I find that depression is a bigger handicap than visual impairment for reading.

But, as bad as it has been. things must be looking up as I've been reading more again recently. More often, more pages per day, more minutes at a stretch, more complex material.  And finding myself as I read with things to say about it.  So maybe its time to bring book reviews back into the mix.

Last week I grabbed two 'read now' ARC off NetGalley and requested another and am contemplating requesting a fourth.  Seeing how I've not posted reviews for months and did not provide feedback on any in the last batch of NetGalley ARCs in late 2013 I'm not holding out much hope for any requests.  But my chance for future requests would go up if I read and review these two pronto:

Victorian Fairy Tales
Edited by Michael Newton
Oxford University Press


Pub Date   May 1 2015

Description

The Victorian fascination with fairyland is reflected in the literature of the period, which includes some of the most imaginative fairy tales ever written. They offer the shortest path to the age's dreams, desires, and wishes. Authors central to the nineteenth-century canon such as Thackeray, Oscar Wilde, Ford Madox Ford, and Rudyard Kipling wrote fairy tales, and authors primarily famous for their work in the genre include George MacDonald, Juliana Ewing, Mary De Morgan, and Andrew Lang.

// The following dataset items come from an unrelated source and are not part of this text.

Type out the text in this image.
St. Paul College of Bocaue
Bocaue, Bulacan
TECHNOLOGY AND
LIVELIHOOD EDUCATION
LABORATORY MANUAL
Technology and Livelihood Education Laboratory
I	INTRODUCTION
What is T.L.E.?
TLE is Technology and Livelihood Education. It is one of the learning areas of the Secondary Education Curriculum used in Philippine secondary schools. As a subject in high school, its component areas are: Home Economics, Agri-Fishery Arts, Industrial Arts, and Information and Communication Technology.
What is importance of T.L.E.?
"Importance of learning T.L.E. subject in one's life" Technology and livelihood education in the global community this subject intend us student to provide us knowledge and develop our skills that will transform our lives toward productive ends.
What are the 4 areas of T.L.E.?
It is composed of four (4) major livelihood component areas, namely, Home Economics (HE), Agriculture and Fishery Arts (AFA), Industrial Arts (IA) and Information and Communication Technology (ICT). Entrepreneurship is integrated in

This anthology brings together fourteen of the best stories, by these and other outstanding practitioners, to show the vibrancy and variety of the form and its ability to reflect our deepest concerns.
The stories in this selection range from pure whimsy and romance to witty satire and darker, uncanny mystery. Paradox proves central to a form offered equally to children and adults. Fairyland is a dynamic and beguiling place, one that permits the most striking explorations of gender, suffering, love, family, and the travails of identity. Michael Newton's introduction and notes explore the literary marketplace in which these tales appeared, as well as the role they played in contemporary debates on scepticism and belief. The book also includes a selection of original illustrations by some of the masters of the field such as Richard Doyle, Arthur Hughes, and Walter Crane.


The Witch of Napoli
Michael Schmicker
AuthorBuzz
Palladino Books

Pub Date   Jan 15 2015
Description

Historical fiction with a paranormal twist, set in Italy and England in 1899.
Italy 1899: Fiery-tempered, erotic medium Alessandra Poverelli levitates a table at a Spiritualist séance in Naples. A reporter photographs the miracle, and wealthy, skeptical, Jewish psychiatrist Camillo Lombardi arrives in Naples to investigate. When she materializes the ghost of his dead mother, he risks his reputation and fortune to finance a tour of the Continent, challenging the scientific and academic elite of Europe to test Alessandra’s mysterious powers. She will help him rewrite Science. His fee will help her escape her sadistic husband Pigotti and start a new life in Rome. Newspapers across Europe trumpet her Cinderella story and baffling successes, and the public demands to know – does the “Queen of Spirits” really have supernatural powers? Nigel Huxley is convinced she’s simply another vulgar, Italian trickster. The icy, aristocratic detective for England’s Society for the Investigation of Mediums launches a plot to trap and expose her. The Vatican is quietly digging up her childhood secrets, desperate to discredit her supernatural powers; her abusive husband Pigotti is coming to kill her; and the tarot cards predict catastrophe.